G-protein coupled receptors (GPCRs) are the most successful class of drug targets. PAR1 is a GPCR that is significantly elevated in aggressive leukaemia, however, its function in AML remains unknown. Here, we show that shRNA-mediated knockdown of PAR1 markedly decreased active β-catenin in MLL-AF9 mediated leukaemia stem cells (LSCs). PAR1 deficiency decreased LSC colony formation (p=0.0002) and induced apoptosis (12-fold). Microarray expression analysis revealed that PAR1 inhibition significantly reduced the expression of several genes responsible for maintenance of mitochondrial integrity and energy metabolism (mtND4L (p=0.0013), mtND2 (p<0.0001) and mtCytB (p<0.0001)). We detected a significant increase in ROS production (p=0.0003) following PAR1 inhibition indicative of mitochondrial destabilisation. Furthermore, PAR1 deficient LSCs had significantly reduced oxygen consumption (p=0.0066) and lower basal ATP levels (p=0.012) compared to control LSCs. PAR1 inhibition, therefore, induces substantial oxidative stress which triggers apoptosis.
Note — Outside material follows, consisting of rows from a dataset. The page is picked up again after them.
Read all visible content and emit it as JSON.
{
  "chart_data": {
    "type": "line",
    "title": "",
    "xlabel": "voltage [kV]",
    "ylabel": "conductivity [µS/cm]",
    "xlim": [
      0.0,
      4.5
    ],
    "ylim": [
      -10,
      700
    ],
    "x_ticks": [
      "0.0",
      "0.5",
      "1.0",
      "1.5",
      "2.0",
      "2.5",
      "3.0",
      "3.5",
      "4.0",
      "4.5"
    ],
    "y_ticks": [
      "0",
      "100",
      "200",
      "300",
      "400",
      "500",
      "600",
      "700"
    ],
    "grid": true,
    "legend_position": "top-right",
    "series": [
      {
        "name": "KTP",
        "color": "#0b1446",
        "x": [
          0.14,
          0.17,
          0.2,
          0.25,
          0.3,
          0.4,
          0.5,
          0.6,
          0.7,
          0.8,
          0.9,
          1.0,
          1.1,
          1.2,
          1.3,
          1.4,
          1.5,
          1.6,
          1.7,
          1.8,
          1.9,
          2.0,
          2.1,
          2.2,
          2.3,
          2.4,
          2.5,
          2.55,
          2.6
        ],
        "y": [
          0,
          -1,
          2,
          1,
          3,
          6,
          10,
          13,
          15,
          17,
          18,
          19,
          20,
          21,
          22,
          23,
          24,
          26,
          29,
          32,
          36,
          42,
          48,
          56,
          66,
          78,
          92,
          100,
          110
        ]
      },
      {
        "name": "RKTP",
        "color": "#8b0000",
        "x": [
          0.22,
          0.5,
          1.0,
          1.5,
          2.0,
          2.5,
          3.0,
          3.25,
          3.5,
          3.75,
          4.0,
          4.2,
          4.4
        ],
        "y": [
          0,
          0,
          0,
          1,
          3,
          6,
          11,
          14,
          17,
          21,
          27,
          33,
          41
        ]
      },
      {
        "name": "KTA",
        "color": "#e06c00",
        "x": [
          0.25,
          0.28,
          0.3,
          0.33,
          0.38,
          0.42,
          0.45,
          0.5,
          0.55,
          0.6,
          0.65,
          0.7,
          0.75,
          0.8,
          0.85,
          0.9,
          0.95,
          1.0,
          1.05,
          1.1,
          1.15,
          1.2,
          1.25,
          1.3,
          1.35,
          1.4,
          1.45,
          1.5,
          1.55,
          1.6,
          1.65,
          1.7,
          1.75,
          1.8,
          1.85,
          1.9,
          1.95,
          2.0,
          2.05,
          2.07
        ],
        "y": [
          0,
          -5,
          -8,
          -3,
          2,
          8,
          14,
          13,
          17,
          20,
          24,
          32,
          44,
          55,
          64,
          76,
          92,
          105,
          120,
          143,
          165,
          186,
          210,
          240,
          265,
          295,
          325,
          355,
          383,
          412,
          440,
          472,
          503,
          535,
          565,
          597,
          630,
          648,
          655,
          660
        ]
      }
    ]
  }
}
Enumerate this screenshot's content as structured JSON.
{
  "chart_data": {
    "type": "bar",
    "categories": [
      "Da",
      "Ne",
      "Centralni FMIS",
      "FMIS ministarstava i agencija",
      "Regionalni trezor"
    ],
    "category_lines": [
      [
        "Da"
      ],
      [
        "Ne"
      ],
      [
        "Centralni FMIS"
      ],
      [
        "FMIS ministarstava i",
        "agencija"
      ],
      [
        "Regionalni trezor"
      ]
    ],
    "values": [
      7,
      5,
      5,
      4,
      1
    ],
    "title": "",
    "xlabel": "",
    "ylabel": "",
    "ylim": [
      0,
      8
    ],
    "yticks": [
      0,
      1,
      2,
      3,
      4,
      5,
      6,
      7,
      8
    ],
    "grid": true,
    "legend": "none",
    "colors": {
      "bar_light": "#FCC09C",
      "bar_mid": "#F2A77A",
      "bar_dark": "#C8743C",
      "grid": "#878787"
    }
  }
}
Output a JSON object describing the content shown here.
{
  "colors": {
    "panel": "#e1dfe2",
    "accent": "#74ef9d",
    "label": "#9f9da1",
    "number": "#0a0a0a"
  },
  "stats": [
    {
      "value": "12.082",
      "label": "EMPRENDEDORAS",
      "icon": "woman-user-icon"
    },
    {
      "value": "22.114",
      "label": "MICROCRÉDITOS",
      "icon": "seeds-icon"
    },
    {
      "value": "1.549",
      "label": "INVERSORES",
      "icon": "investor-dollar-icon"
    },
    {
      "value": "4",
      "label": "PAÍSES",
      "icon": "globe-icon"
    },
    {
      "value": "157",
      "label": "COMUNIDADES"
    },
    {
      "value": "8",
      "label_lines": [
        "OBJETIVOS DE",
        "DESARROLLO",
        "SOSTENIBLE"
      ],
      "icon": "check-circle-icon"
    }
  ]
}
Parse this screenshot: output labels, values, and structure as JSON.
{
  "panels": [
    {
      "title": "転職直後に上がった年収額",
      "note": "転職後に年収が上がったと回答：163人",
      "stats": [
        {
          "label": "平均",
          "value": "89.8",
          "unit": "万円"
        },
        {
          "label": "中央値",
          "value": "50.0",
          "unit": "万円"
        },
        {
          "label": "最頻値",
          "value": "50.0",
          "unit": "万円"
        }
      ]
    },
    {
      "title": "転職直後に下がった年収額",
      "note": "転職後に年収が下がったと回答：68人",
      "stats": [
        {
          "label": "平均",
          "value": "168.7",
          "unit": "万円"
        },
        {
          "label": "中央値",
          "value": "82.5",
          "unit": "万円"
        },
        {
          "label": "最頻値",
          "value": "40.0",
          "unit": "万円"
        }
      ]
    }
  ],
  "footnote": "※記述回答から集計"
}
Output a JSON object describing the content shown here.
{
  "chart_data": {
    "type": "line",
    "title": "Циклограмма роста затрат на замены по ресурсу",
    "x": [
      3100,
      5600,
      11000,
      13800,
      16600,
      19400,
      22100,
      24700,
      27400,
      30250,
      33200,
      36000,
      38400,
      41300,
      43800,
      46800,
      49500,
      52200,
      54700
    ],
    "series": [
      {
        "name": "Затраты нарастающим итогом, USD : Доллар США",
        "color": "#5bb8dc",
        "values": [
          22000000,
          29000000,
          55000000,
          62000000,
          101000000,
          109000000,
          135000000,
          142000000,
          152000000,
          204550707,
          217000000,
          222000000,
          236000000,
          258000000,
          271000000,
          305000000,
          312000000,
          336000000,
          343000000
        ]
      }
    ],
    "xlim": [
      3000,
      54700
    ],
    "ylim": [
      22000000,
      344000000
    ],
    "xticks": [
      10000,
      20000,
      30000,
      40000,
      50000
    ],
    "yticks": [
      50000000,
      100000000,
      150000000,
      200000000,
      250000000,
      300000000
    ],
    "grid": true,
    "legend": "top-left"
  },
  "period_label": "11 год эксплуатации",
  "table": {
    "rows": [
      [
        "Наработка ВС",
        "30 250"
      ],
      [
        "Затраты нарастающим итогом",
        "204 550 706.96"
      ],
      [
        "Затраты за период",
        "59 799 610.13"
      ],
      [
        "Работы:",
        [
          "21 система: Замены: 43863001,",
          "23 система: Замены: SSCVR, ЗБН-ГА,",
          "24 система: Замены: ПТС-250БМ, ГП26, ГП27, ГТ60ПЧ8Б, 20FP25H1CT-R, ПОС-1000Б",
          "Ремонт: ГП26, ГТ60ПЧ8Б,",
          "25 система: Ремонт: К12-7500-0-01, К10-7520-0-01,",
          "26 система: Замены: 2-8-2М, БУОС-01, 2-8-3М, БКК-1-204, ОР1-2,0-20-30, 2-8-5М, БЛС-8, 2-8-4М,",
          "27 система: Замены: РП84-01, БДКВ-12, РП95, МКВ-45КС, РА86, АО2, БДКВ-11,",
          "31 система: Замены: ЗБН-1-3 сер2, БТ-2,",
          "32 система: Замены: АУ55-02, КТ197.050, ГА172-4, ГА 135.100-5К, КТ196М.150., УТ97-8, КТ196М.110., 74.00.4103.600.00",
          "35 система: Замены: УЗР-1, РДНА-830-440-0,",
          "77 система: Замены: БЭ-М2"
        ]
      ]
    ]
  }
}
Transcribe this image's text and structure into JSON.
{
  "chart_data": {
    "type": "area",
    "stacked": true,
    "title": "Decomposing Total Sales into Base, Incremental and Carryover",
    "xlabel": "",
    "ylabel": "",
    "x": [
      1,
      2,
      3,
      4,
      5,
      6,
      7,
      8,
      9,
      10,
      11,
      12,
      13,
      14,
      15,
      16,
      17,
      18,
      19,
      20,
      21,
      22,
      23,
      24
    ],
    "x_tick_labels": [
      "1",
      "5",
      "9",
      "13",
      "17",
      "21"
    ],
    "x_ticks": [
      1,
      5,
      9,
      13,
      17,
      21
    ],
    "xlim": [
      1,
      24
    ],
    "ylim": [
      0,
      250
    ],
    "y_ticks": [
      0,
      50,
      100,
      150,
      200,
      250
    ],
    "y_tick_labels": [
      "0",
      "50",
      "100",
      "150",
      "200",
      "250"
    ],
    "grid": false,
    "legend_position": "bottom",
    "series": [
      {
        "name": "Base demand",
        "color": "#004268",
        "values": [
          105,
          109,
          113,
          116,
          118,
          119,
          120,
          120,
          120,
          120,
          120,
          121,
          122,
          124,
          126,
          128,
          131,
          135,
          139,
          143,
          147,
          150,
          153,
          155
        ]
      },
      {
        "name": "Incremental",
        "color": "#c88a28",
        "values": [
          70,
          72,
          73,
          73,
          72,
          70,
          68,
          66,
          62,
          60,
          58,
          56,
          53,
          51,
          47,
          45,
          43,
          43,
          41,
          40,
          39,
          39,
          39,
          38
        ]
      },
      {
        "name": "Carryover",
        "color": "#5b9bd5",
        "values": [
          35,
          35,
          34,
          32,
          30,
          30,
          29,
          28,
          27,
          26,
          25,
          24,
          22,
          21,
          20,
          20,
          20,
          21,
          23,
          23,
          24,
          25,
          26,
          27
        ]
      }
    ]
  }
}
To assess the therapeutic value of PAR1 inhibition, we used a selective non-peptide PAR1 inhibitor. Cell viability assays showed that PAR1 inhibition was potent against LSCs and had no cytotoxic effects on lineage-negative normal mouse bone marrow cells, identifying a therapeutic window to eliminate LSCs while preserving normal blood cells. PAR1 inhibitor treatment induced a 2-fold reduction in colony formation, 3.8-fold enhanced ROS production and inhibited β-catenin activity. BrdU labelling revealed a significant reduction in in vivo short-term proliferation of LSCs that were pre-treated with PAR1 inhibitor prior to transplantation into recipient mice (p=0.0008).
Western blot analysis showed activation of JNK in response to inhibition of PAR1. Sustained JNK activation has been reported to promote survival signals during leukaemogenesis. By treating primary human patient samples we have shown that co-inhibition of PAR1 and JNK induced a potent anti-LSC effect, significantly enhancing apoptosis compared to single treatment. Our data suggest a novel LSC-eliminating treatment strategy targeting PAR1/β-catenin/JNK signalling for aggressive AML.